Open-source research infrastructure for AI-assisted empirical
economics. The substance lives in arcanum-workspace
on GitHub. The descriptions below are high-level overviews; click
through to the repository for the working code.
Accurate extraction of text, tables, equations, and figure descriptions from archival and scanned documents using vision-language (multimodal LLM) architectures. The protocol combines direct agent vision with a retry-and-recovery workflow so that difficult pages are extracted rather than skipped.
Reproducible economic data construction: a staged pipeline that carries a data series from source research through validated replication packages, documentation, and publication. The framework powers the Heterodata data sites, where each constructed series ships with its full provenance trail.
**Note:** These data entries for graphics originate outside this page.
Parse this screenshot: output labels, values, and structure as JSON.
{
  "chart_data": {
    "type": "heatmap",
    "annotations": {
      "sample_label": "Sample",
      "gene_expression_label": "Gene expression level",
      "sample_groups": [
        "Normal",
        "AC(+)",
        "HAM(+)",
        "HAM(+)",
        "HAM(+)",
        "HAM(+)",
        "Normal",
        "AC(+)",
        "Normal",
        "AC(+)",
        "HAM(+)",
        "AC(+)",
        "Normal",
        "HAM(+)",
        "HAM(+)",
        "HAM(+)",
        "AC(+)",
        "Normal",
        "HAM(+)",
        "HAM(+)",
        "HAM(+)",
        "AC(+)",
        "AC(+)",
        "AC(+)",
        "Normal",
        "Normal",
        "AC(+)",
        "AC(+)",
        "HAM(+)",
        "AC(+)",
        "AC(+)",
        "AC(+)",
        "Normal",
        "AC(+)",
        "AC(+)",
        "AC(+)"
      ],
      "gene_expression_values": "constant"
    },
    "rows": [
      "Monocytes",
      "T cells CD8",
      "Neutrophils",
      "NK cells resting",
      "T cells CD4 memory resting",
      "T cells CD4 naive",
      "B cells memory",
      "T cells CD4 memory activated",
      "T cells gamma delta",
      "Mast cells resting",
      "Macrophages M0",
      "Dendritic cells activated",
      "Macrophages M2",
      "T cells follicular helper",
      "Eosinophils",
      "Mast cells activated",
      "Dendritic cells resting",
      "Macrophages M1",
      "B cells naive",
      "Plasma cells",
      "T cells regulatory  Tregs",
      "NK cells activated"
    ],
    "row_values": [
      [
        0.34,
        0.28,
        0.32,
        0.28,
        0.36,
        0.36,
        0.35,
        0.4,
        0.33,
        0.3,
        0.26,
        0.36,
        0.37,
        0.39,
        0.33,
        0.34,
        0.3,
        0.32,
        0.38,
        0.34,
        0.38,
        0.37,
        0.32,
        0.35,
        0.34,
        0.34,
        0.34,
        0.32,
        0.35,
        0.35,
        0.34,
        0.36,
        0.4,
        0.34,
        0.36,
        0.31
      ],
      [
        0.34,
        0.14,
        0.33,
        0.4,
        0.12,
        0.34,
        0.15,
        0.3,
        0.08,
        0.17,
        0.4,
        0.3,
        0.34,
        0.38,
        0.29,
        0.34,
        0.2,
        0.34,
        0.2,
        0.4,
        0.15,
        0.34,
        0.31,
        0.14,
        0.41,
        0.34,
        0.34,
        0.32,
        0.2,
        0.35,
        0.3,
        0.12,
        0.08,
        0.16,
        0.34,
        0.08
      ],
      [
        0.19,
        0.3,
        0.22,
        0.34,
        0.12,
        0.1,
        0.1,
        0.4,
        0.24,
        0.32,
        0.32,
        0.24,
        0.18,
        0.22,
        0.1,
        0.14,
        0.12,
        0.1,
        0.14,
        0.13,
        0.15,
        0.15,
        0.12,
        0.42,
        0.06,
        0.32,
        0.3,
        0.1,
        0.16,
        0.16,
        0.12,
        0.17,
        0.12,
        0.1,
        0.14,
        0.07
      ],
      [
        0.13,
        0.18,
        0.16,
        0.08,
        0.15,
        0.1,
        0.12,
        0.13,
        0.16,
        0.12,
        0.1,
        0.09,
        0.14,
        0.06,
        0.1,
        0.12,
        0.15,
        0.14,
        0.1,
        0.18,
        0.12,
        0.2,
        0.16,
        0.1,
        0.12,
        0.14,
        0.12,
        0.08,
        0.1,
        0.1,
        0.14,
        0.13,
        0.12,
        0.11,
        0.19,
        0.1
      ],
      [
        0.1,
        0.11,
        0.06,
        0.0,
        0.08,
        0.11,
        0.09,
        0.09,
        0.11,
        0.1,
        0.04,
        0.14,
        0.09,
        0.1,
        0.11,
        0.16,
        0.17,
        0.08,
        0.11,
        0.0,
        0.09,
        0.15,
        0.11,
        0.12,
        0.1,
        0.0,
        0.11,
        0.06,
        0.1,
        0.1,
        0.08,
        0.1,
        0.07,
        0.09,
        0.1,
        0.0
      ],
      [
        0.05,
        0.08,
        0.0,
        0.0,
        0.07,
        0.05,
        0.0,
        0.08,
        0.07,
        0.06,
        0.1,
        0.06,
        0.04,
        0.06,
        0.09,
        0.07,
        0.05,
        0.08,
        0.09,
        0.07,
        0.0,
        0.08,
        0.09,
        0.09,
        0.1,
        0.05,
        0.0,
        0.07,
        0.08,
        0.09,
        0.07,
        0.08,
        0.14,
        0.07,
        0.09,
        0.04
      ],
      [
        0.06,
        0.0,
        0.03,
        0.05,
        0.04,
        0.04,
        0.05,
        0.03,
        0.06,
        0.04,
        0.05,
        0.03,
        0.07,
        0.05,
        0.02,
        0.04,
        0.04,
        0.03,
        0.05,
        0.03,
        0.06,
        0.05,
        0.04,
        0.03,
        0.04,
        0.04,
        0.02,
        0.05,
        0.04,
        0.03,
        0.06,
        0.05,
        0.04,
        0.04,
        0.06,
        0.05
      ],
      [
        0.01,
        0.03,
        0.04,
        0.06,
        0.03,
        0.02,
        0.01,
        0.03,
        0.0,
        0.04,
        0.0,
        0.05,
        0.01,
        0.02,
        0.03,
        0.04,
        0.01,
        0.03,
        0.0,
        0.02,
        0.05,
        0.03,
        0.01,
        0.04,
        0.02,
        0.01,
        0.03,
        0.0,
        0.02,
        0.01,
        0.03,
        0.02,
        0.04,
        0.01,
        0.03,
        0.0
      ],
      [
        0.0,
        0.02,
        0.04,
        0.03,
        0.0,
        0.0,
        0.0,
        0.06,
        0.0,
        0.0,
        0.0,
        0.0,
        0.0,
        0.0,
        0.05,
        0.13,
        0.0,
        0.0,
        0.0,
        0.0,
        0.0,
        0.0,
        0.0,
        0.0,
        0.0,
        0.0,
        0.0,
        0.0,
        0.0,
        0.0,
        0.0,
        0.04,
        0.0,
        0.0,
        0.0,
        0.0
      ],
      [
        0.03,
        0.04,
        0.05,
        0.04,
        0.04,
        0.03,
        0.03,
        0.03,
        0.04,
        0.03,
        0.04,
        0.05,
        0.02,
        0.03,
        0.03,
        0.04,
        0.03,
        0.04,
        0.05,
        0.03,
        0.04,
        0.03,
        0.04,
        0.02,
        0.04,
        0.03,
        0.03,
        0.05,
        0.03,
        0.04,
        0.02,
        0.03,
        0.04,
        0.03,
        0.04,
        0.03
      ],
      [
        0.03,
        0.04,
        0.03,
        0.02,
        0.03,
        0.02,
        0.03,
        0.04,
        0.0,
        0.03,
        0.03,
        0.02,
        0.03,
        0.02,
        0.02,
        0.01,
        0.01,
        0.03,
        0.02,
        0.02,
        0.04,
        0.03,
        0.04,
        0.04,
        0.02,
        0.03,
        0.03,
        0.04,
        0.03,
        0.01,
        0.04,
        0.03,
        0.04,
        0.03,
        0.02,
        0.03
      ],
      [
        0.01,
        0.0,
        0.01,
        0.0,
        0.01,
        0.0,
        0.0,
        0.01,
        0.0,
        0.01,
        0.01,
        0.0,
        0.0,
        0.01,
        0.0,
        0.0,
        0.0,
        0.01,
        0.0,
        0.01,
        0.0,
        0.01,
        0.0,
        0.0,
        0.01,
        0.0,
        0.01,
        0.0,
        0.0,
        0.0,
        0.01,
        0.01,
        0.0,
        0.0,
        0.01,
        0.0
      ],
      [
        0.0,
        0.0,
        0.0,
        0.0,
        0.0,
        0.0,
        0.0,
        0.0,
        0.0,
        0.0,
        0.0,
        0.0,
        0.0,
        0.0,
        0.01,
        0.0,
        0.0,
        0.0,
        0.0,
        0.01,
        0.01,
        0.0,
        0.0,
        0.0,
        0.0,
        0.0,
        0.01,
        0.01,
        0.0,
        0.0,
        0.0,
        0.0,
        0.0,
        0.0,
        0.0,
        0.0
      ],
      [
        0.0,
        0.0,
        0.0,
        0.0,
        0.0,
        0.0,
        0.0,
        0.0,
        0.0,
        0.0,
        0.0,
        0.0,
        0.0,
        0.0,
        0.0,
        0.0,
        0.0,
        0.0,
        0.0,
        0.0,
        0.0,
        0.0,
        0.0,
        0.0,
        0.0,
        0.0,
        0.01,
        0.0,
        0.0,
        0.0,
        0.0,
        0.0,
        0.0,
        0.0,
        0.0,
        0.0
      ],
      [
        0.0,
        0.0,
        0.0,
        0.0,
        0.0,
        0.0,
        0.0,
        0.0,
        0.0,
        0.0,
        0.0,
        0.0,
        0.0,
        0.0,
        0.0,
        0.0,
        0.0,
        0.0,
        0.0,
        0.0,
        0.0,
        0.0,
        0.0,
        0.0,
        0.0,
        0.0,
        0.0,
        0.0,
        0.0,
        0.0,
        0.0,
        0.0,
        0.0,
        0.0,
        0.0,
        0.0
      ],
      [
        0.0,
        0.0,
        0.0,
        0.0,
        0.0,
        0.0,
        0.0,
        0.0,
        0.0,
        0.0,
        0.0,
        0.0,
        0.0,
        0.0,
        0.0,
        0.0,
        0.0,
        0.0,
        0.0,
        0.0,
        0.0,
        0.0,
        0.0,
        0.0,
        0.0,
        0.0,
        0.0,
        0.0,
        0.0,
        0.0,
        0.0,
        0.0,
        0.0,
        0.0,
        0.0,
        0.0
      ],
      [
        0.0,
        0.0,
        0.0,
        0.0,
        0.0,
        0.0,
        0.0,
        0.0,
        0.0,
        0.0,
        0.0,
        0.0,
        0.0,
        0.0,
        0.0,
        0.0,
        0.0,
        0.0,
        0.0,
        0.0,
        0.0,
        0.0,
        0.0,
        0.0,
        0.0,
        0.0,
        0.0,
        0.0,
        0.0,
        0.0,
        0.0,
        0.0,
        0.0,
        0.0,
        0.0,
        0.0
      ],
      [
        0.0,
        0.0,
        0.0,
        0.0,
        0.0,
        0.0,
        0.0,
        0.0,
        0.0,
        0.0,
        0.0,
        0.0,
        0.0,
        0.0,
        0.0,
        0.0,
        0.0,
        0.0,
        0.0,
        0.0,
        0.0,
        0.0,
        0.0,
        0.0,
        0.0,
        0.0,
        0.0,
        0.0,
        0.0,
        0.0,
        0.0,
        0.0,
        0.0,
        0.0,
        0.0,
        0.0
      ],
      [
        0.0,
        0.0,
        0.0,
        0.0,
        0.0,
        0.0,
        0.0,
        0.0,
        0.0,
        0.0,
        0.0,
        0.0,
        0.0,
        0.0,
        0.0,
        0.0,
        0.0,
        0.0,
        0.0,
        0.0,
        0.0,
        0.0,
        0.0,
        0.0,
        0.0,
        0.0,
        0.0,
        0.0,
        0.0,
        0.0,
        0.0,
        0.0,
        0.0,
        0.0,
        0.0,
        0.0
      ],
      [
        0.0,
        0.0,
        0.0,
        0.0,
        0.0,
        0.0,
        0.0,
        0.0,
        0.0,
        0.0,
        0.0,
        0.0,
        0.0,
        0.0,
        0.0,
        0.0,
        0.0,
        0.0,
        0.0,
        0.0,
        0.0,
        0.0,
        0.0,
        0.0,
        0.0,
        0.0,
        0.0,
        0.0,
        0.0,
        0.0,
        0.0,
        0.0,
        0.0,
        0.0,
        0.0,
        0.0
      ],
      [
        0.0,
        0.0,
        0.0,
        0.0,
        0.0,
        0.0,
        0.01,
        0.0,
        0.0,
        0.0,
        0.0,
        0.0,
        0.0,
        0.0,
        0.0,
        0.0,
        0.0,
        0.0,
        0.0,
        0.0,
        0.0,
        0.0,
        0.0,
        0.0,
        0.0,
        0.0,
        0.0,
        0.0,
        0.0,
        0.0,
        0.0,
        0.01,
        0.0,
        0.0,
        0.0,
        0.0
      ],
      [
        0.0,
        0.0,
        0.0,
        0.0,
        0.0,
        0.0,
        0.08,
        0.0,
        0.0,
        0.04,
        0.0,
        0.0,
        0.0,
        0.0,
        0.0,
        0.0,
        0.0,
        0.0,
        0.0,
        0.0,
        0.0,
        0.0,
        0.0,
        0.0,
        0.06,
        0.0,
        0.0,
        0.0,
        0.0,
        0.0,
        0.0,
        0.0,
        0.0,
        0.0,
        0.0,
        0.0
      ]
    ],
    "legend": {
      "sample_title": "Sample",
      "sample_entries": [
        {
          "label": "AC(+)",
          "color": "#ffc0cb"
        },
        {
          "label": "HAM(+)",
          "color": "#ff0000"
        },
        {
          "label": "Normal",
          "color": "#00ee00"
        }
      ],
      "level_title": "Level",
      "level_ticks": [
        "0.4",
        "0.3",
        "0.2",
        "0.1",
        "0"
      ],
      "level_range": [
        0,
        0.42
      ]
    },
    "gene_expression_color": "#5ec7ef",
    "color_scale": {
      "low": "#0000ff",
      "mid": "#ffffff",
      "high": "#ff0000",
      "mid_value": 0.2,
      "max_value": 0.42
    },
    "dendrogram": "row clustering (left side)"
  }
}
The standardized project and pipeline layout underlying the framework. Staged scripts (load, process, validate, manual adjust, analyze, output) encode the dependency graph in the file system; registries are the single source of truth; provenance records make every value traceable. Anyone reading the directory can reconstruct how the data was built.
The Claude Code-based research workspace and tooling that orchestrates all of the above. It collects the skill templates, workspace standards, and supporting infrastructure used across my research projects.
Empirical economics done with AI assistance can produce work that other researchers cannot reproduce, audit, or extend. The tools above are an attempt to do AI-augmented research without sacrificing the standards the discipline expects. They are open-source because the underlying research questions are, and the infrastructure required to ask them properly should be too.